The far side of the crevasse was just about vertical and I was pretty confident I could climb it if only I could remove my snowshoes and somehow get into a position where I could use my axes and crampons – both of which were attached to the back of my rucksack.

As a first move I wriggled my wrists out of the ski pole wrist loops and carefully made sure that I clipped them into my harness. The light was such that it was difficult to see clearly, and if I dropped any crucial equipment that would be the end of any climbing aspirations for this trip. Next, I swung my rucksack round in front of me, removed my axes, and after some tricky swinging manoeuvres, managed to get one of them well placed in the wall. At least I could now clip into a secure placement, get out of the main flow of water and not be completely reliant on Paul, who I guessed must be hanging on to the rope for dear life and wondering what the hell was going on down below.

My footwear posed more of a problem. Removing my snowshoes was difficult but the more serious challenge was my crampons, which I had foolishly tied on to my sack with a length of thin black cord. In the gloom of the crevasse it was difficult to pick out the knot. The situation was not eased by my contact lenses, which allowed excellent distance vision but made close-up work extremely blurred. I contemplated getting my head torch out but decided that the risk of dropping things was too high. Instead I removed one contact lens to give me some close-up focus and, with increasingly numb fingers, picked at what I could now see of the knot. It was with a sense of relief that I finally managed to remove my crampons and clip them safely into my harness. Further contortions followed as I tied them to myself to prevent them being dropped while I secured them to my boots. Eventually, after what seemed an age, I was ready to climb and screamed up to Paul.

‘Take in … ’

As expected there was no response, just the sound of water pouring from the icicles. Communication was impossible. I started to climb but the ice was so hard that I had real trouble getting secure axe placements. Fortunately Paul sensed the slack rope and took in until finally, with the help of a very tight rope, I was able to thrash inelegantly out of my entry hole.

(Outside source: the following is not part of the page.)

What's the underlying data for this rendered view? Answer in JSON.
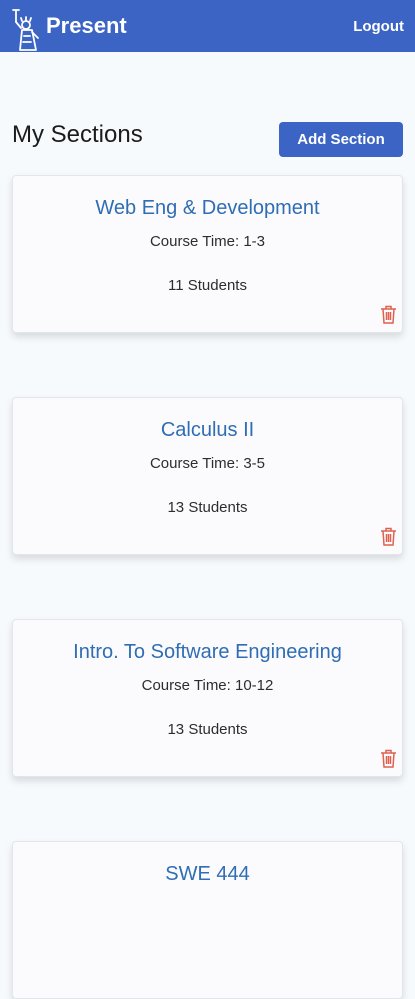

Gasping on the surface I felt distinctly like an exhausted seal emerging from a blowhole. Paul was kind enough to comment that I looked like one too. Falling in crevasses, I decided, is not to be recommended.

The trouble with getting out of a crevasse on the same side as your partner is that you still have to cross it. After a rest, I proceeded to do so with extreme caution and much crawling. Despite the soft snow we both replaced our snowshoes with crampons and held axes at the ready. Anything but risk a repeat of my earlier contortions.

By nightfall we had managed to descend to the main Muzart Glacier. The snow had been falling amazingly fast, so much so that what had been snow- free moraine on the way up now avalanched frighteningly. What had taken a few hours on the way up took a whole day to descend.